I understand, if we store the data with sparsely populated documents, such that they have either the data related to the ticket, or data related to the children, that should let the graph be built like I've asked.

But, (And maybe we're doing something very wrong) we are planning to store all combinations of ChildActivities by Tickets - so we can allow users to filter by one and see aggregations of the other.

This does mean if we have 10 child activities and 10 tickets, we will have 100 documents. It gets worse when we add another dimension of data to the problem. But this is what I mean by flattening out the data for use in Kibana. I don't know how else we could let users filter by ticket type, and see aggregation metrics like count of parents with children in a certain sport who got that ticket. If there's a document storage pattern that's more efficient but allows users to do this type of investigation, please let me know.

Maybe I need to store the data both ways, and use one index for the graph and one for aggregation visualizations?

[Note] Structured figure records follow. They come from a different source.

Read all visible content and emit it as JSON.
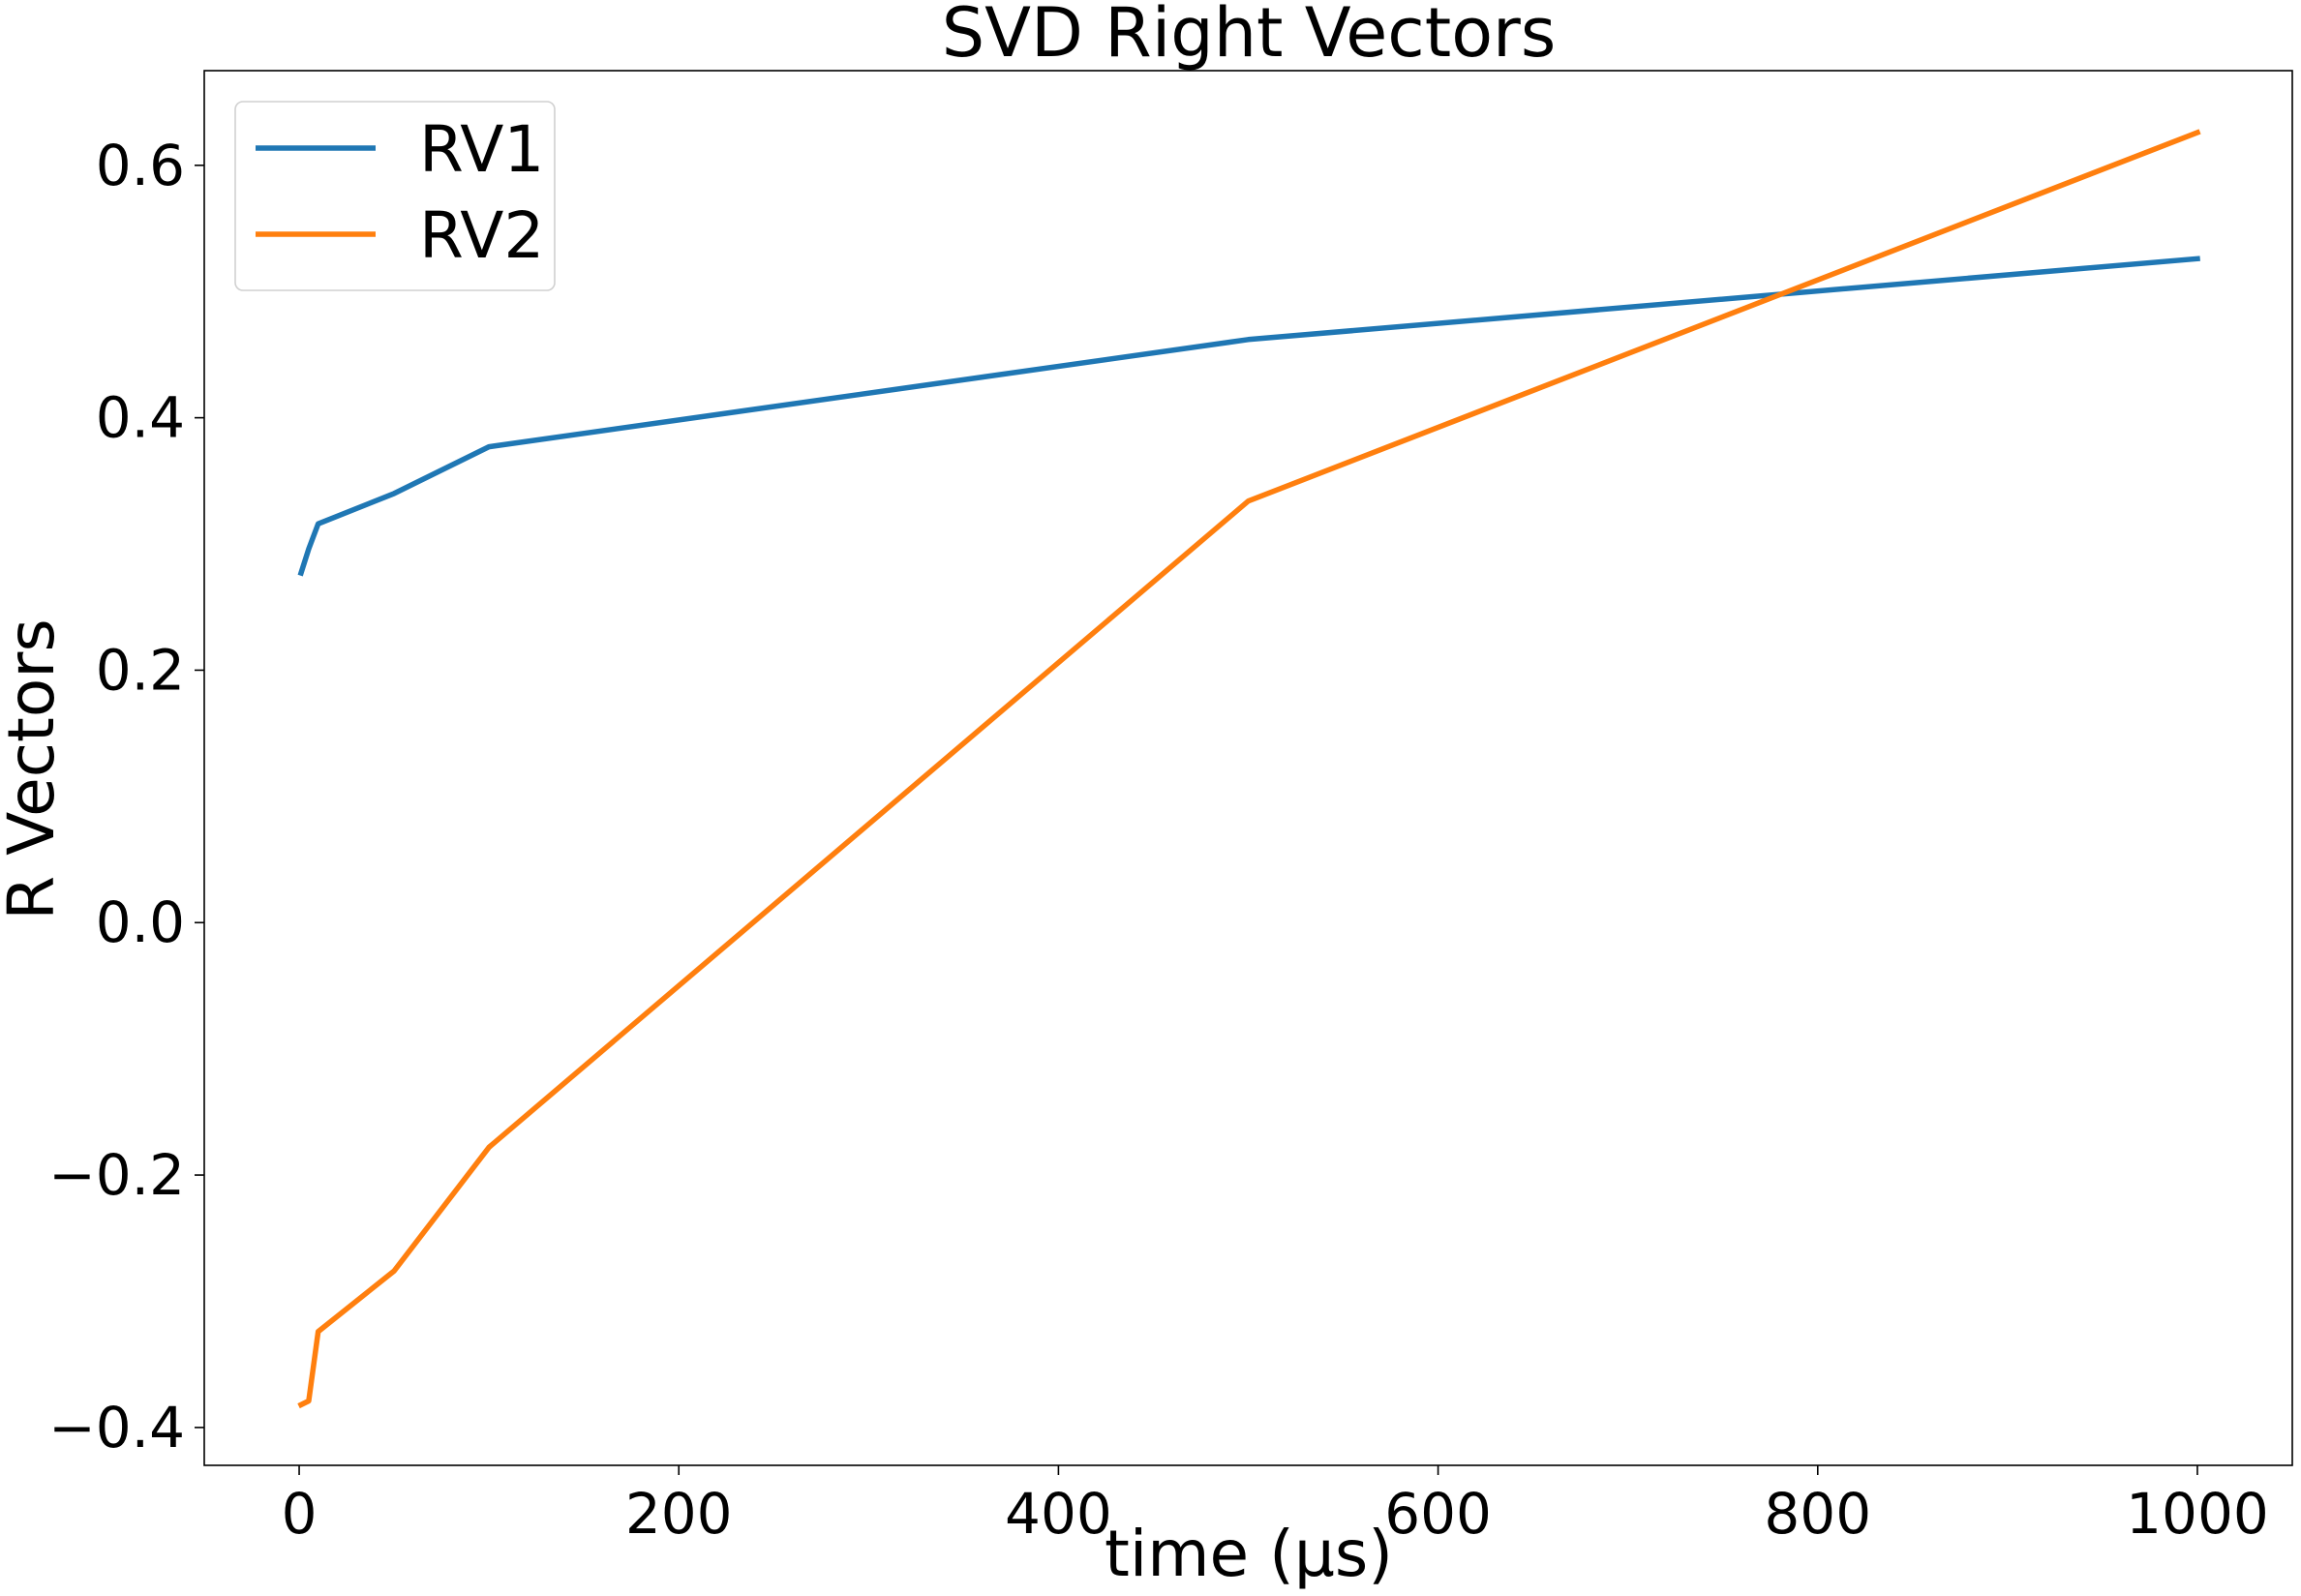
{
  "chart_data": {
    "type": "line",
    "title": "SVD Right Vectors",
    "xlabel": "time (μs)",
    "ylabel": "R Vectors",
    "xlim": [
      -50,
      1050
    ],
    "ylim": [
      -0.43,
      0.675
    ],
    "xticks": [
      0,
      200,
      400,
      600,
      800,
      1000
    ],
    "yticks": [
      -0.4,
      -0.2,
      0.0,
      0.2,
      0.4,
      0.6
    ],
    "xtick_labels": [
      "0",
      "200",
      "400",
      "600",
      "800",
      "1000"
    ],
    "ytick_labels": [
      "−0.4",
      "−0.2",
      "0.0",
      "0.2",
      "0.4",
      "0.6"
    ],
    "grid": false,
    "legend": "top-left",
    "series": [
      {
        "name": "RV1",
        "color": "#1f77b4",
        "x": [
          1,
          5,
          10,
          50,
          100,
          500,
          1000
        ],
        "y": [
          0.277,
          0.296,
          0.316,
          0.34,
          0.377,
          0.462,
          0.526
        ]
      },
      {
        "name": "RV2",
        "color": "#ff7f0e",
        "x": [
          1,
          5,
          10,
          50,
          100,
          500,
          1000
        ],
        "y": [
          -0.382,
          -0.379,
          -0.324,
          -0.276,
          -0.178,
          0.334,
          0.626
        ]
      }
    ]
  }
}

I'm not sure I understand enough about your data or the business problem you're trying to solve to give a conclusive answer. It is not unreasonable though that you might require a different dataset for regular slice-and-dice in Kibana compared to what might be required to walk connections in the data. After all, a typical graph database would require you to break your original business documents into many node->relationship-node edges to represent only the connections you find useful for exploring in a graph.